Antarctica’s only resident insect may disappear forever because of global warming
Antarctica's only resident insect may disappear forever because of global warming
Scientists have completed a series of laboratory observations of the life stages of the wingless midge Belgica antarctica and were unable to come to an unequivocal conclusion about its fate. This unique creature, the only insect in Antarctica and the largest animal on it (apart from the sea-dwelling species), has evolved to have a survival mechanism for freezing into ice. However, the global rise in temperature on the planet turns it into a death trap.
The gnat lives on the relatively warm and moss-rich Antarctic Peninsula, where temperatures range from 0℃ to -5℃. To prevent the freezing fluid in its body from damaging its living tissues as frost sets in, the midge shrinks, losing 75% of its moisture. At the same time, it accumulates nutrients and goes into a kind of hibernation. An important point is that after waking up in spring and rehydrating, the midges must go through the molting stage to gain a mouthful and start eating rotten plants to replenish their strength.
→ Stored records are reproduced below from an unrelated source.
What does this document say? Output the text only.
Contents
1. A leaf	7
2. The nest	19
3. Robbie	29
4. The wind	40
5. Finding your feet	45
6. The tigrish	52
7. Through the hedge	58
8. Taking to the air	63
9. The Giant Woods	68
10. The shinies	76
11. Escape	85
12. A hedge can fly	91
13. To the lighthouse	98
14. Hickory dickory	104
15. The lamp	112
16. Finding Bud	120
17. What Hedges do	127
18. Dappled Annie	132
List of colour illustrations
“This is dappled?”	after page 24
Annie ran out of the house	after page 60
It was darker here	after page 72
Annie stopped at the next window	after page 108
Scientists collected Belgica antarctica larvae and observed how different groups would survive hibernation under different temperature regimes. It turned out that higher air temperatures caused snow rather than ice to accumulate, increasing humidity and preventing the midges from drying out. Two-thirds of them died during hibernation, and the survivors were found to be deficient in protein and fat compared to those individuals who hibernated in a normal cold environment.
Researchers believe that because of low nutrient reserves, midges risk failure to cope with the molting process and die, which may cause the entire species to go extinct. On the other hand, global warming will make winters shorter, so the insects will be able to hibernate for longer in summer and hibernate less. Perhaps this will allow them to adapt to the new climate conditions.